Ким смотрела на экран. На экране существо — теперь уже мальчик, худой, длинноволосый, с выступающими рёбрами — подходило к поилке и говорило: «Мок-ка». Потом пило. Потом отходило. Через час, когда снова хотело пить, оно снова подходило и снова говорило: «Мок-ка». Одинаково. До смешного одинаково.
— Это язык, — сказала Ким.
— Это прото-язык, — поправил Берг. — Даже не прото-язык. Это ассоциативные метки. Собака тоже может связать звук звонка с едой. Ничего необычного.
— Собака не изобретает звук сама, — возразила Ким. — Она реагирует на существующий. А он изобрёл. Он создал три разных звука для трёх разных объектов. Это номинация. Это называние. Это — язык.
Берг долго молчал. Потом сказал то, что Ким никогда от него не ожидала:
— Я знаю.
— Знаете? — Ким даже отступила на шаг. — Вы знаете, что это язык, и всё равно говорите «прото-язык»?
— Потому что если я скажу «язык», — медленно произнёс Берг, — тогда мне придётся признать, что он — человек. Полностью. Без скидок. Без оговорок. И тогда встанет вопрос: что мы сделали с человеком? Мы посадили человека в клетку на семь лет. Мы лишили его всего. Мы наблюдали, как он ест собственные фекалии и бьётся головой о стену. И если он человек — то мы преступники. Не учёные. Преступники.

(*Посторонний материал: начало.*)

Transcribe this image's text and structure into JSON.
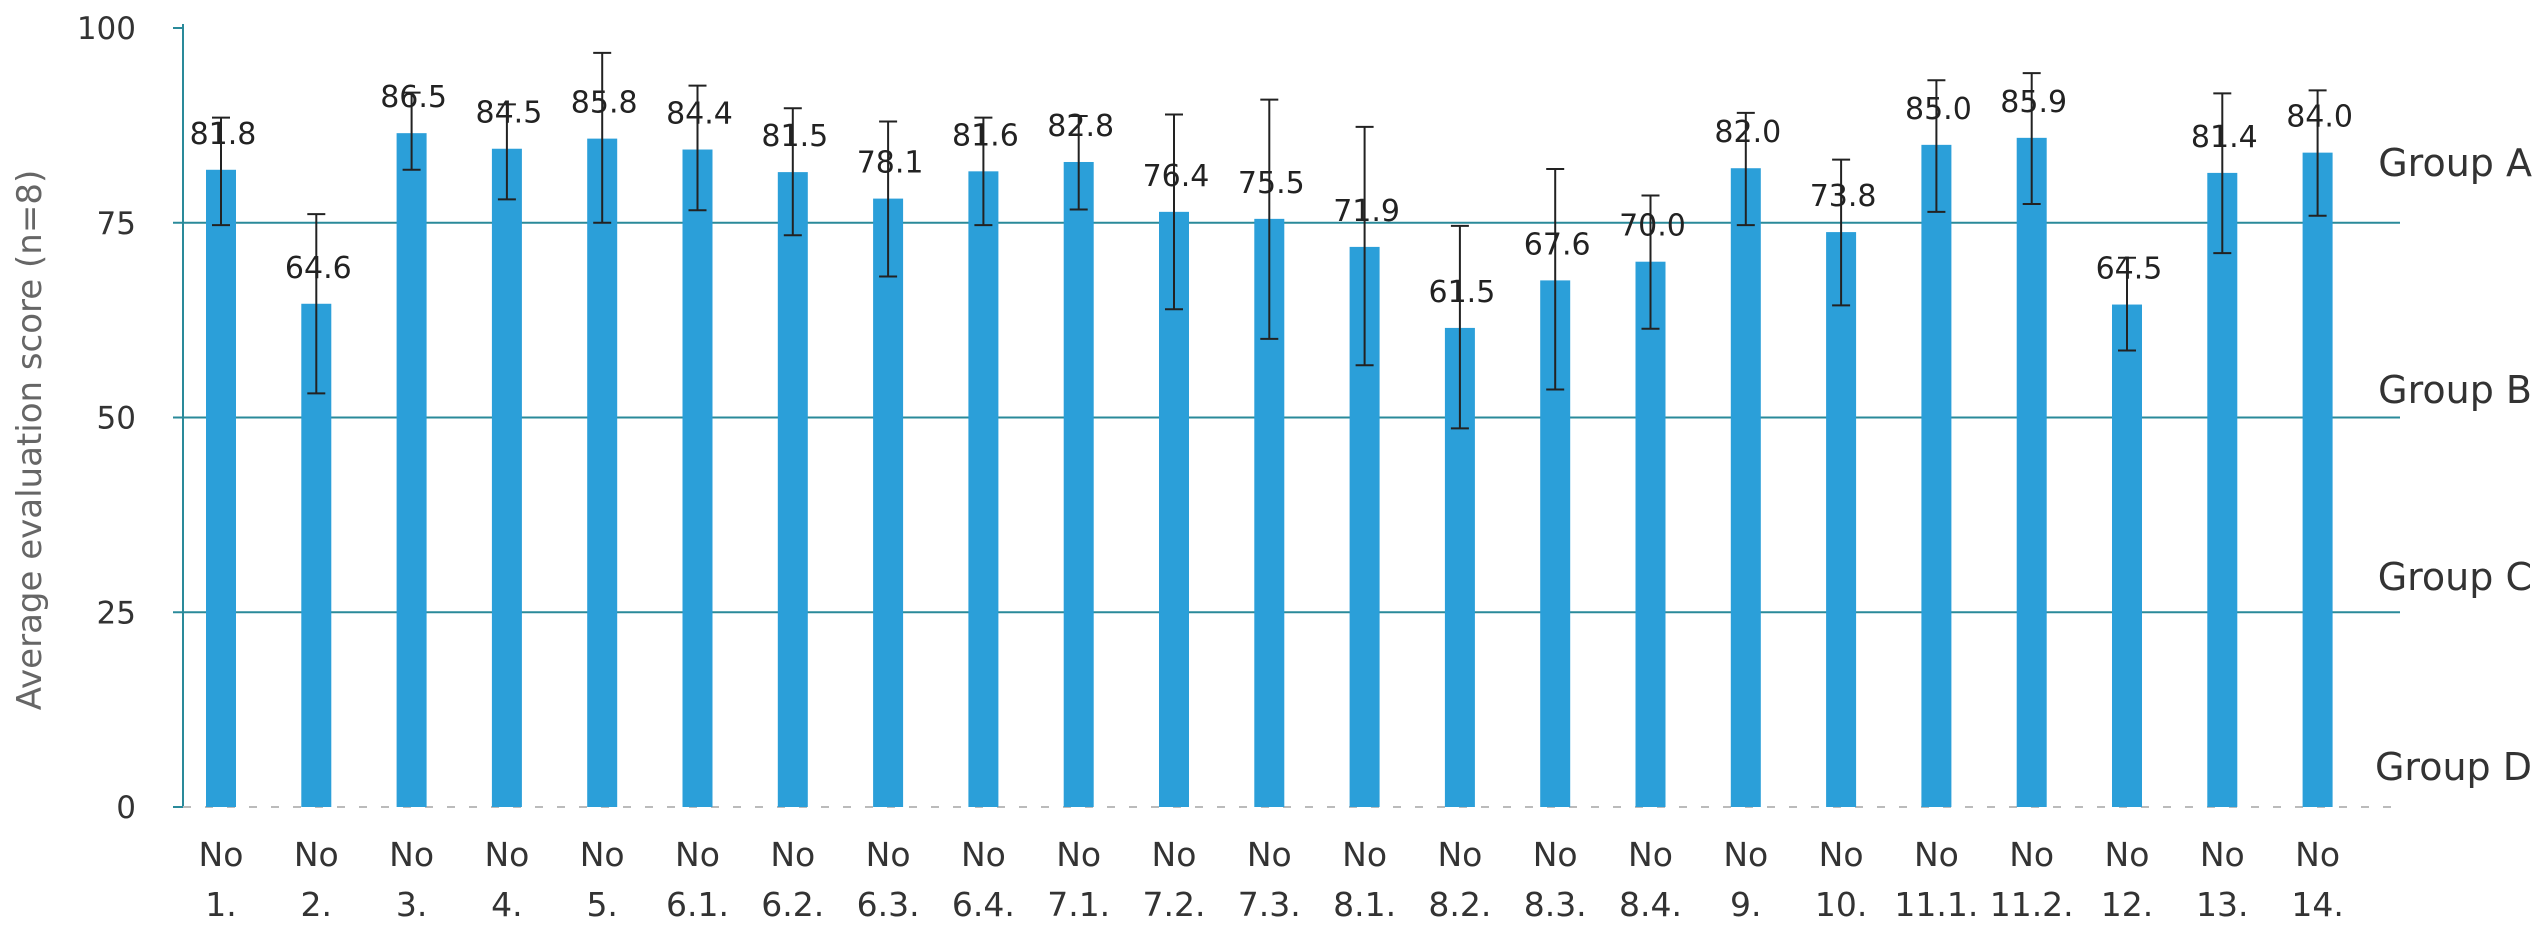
{
  "chart_data": {
    "type": "bar",
    "title": "",
    "xlabel": "",
    "ylabel": "Average evaluation score (n=8)",
    "ylim": [
      0,
      100
    ],
    "yticks": [
      0,
      25,
      50,
      75,
      100
    ],
    "grid": false,
    "bar_color": "#2b9fd9",
    "reference_line_color": "#2a8a9a",
    "reference_lines": [
      25,
      50,
      75
    ],
    "categories": [
      [
        "No",
        "1."
      ],
      [
        "No",
        "2."
      ],
      [
        "No",
        "3."
      ],
      [
        "No",
        "4."
      ],
      [
        "No",
        "5."
      ],
      [
        "No",
        "6.1."
      ],
      [
        "No",
        "6.2."
      ],
      [
        "No",
        "6.3."
      ],
      [
        "No",
        "6.4."
      ],
      [
        "No",
        "7.1."
      ],
      [
        "No",
        "7.2."
      ],
      [
        "No",
        "7.3."
      ],
      [
        "No",
        "8.1."
      ],
      [
        "No",
        "8.2."
      ],
      [
        "No",
        "8.3."
      ],
      [
        "No",
        "8.4."
      ],
      [
        "No",
        "9."
      ],
      [
        "No",
        "10."
      ],
      [
        "No",
        "11.1."
      ],
      [
        "No",
        "11.2."
      ],
      [
        "No",
        "12."
      ],
      [
        "No",
        "13."
      ],
      [
        "No",
        "14."
      ]
    ],
    "values": [
      81.8,
      64.6,
      86.5,
      84.5,
      85.8,
      84.4,
      81.5,
      78.1,
      81.6,
      82.8,
      76.4,
      75.5,
      71.9,
      61.5,
      67.6,
      70.0,
      82.0,
      73.8,
      85.0,
      85.9,
      64.5,
      81.4,
      84.0
    ],
    "value_labels": [
      "81.8",
      "64.6",
      "86.5",
      "84.5",
      "85.8",
      "84.4",
      "81.5",
      "78.1",
      "81.6",
      "82.8",
      "76.4",
      "75.5",
      "71.9",
      "61.5",
      "67.6",
      "70.0",
      "82.0",
      "73.8",
      "85.0",
      "85.9",
      "64.5",
      "81.4",
      "84.0"
    ],
    "error_low": [
      74.7,
      53.1,
      81.8,
      78.0,
      75.0,
      76.6,
      73.4,
      68.1,
      74.7,
      76.7,
      63.9,
      60.1,
      56.7,
      48.6,
      53.6,
      61.4,
      74.7,
      64.4,
      76.4,
      77.4,
      58.6,
      71.1,
      75.9
    ],
    "error_high": [
      88.5,
      76.1,
      91.7,
      90.2,
      96.8,
      92.6,
      89.7,
      88.0,
      88.5,
      88.7,
      88.9,
      90.8,
      87.3,
      74.6,
      81.9,
      78.5,
      89.1,
      83.1,
      93.3,
      94.2,
      70.5,
      91.6,
      92.0
    ],
    "group_labels": [
      "Group A",
      "Group B",
      "Group C",
      "Group D"
    ]
  }
}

Ким смотрела на него. В лаборатории было тихо, только вентиляция гудела под потолком, и на мониторе существо ходило кругами и повторяло свои звуки — «мок-ка, мок-ка, мок-ка», как молитву, как заклинание, как попытку удержать мир в порядке.
— Вы поэтому всё отрицаете? — спросила Ким. — Чтобы не сесть в тюрьму?

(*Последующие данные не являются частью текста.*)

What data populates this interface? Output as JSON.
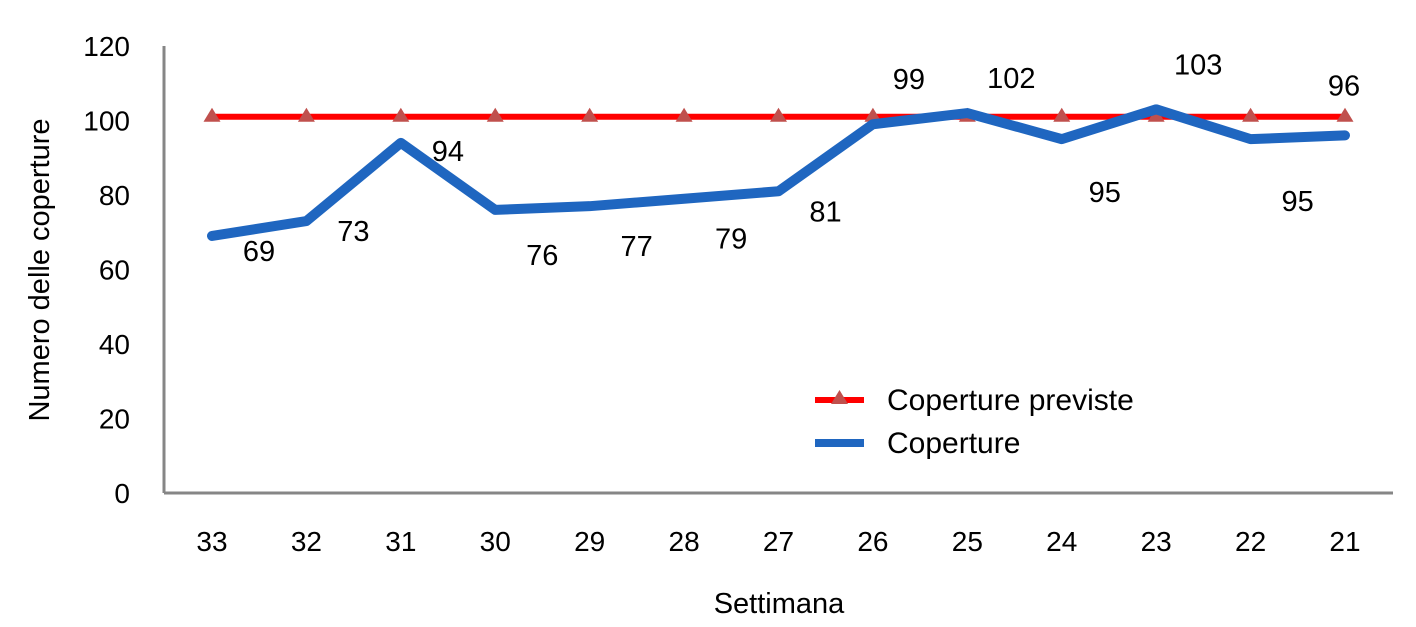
{
  "chart_data": {
    "type": "line",
    "title": "",
    "xlabel": "Settimana",
    "ylabel": "Numero delle coperture",
    "categories": [
      "33",
      "32",
      "31",
      "30",
      "29",
      "28",
      "27",
      "26",
      "25",
      "24",
      "23",
      "22",
      "21"
    ],
    "series": [
      {
        "name": "Coperture previste",
        "color": "#ff0000",
        "marker": "triangle",
        "marker_color": "#c0504d",
        "values": [
          101,
          101,
          101,
          101,
          101,
          101,
          101,
          101,
          101,
          101,
          101,
          101,
          101
        ]
      },
      {
        "name": "Coperture",
        "color": "#1f66c0",
        "marker": "none",
        "values": [
          69,
          73,
          94,
          76,
          77,
          79,
          81,
          99,
          102,
          95,
          103,
          95,
          96
        ],
        "labels": [
          "69",
          "73",
          "94",
          "76",
          "77",
          "79",
          "81",
          "99",
          "102",
          "95",
          "103",
          "95",
          "96"
        ]
      }
    ],
    "yticks": [
      "0",
      "20",
      "40",
      "60",
      "80",
      "100",
      "120"
    ],
    "ylim": [
      0,
      120
    ],
    "grid": false,
    "legend_position": "inside-lower-right"
  }
}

— Нет, — сказал Берг. — Чтобы не сойти с ума.
Он встал и вышешел. Ким осталась одна в комнате наблюдения. Она села в кресло, поджала ноги и стала смотреть на экран. Мальчик — она теперь думала о нём только так, «мальчик», не «объект», не «существо» — мальчик подошёл к стеклу. Он знал, что за стеклом кто-то есть. Он не знал кто. Но он знал, что есть. Он поднял руку и постучал по стеклу — три раза, с паузами. И сказал новый звук. Не «мок-ка», не «гум-ма», не «ссс-ххх». Что-то другое. Что-то, что звучало как вопрос. «А-у?» — с повышением тона в конце. Вопросительная интонация. Он изобрёл вопрос.

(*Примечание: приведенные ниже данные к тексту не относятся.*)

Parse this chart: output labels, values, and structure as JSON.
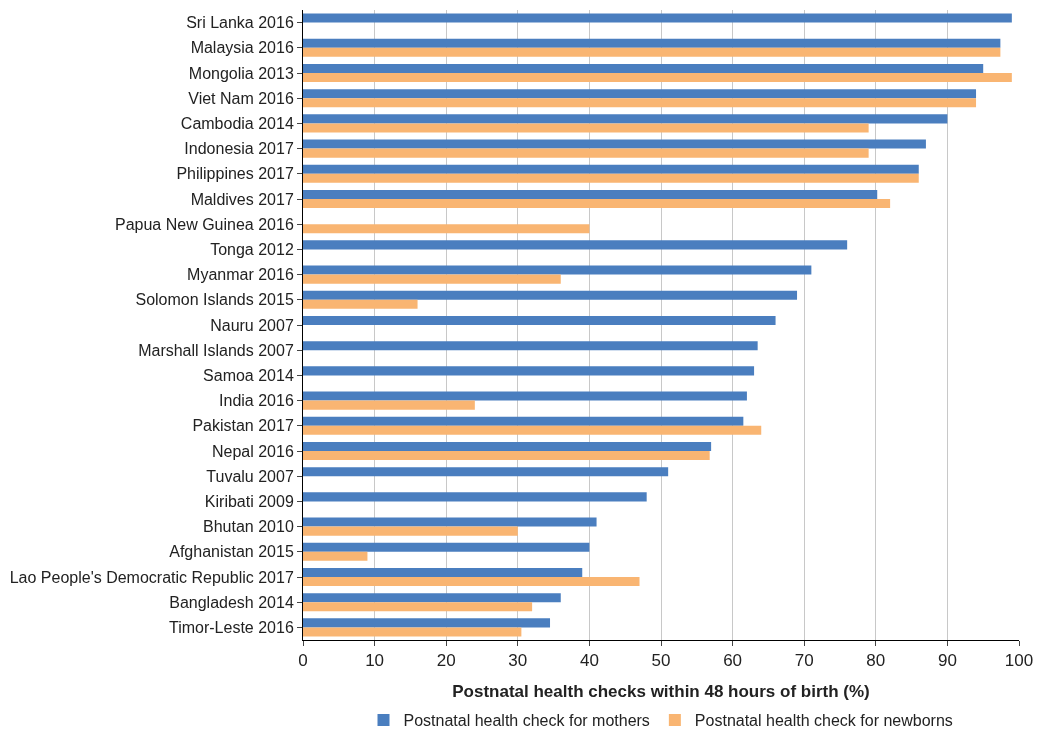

Ким заплакала. Она плакала тихо, чтобы не разбудить Ларсена, который спал в соседней комнате на раскладушке. Она плакала и смотрела, как мальчик стоит у стекла и спрашивает: «А-у? А-у? А-у?» — и никто ему не отвечает.
Через несколько дней Ким пришла к Морено. Он сидел в своём кабинете, окружённый книгами, которые не читал уже много лет. Книги были старые, ещё университетские, с пожелтевшими страницами и пометками на полях. Фрейд, Юнг, Пиаже, Выготский. Все они писали о детях, которые росли в обществе, в языке, в культуре. Никто из них не написал ни строчки о том, что бывает, когда ничего этого нет.
— Он изобрёл слова, — сказала Ким с порога. — Четыре слова. «Вода», «еда», «холодно» и «кто-там». Я не знаю, как он их произносит, но это слова. Устойчивые. С референтом. С функцией.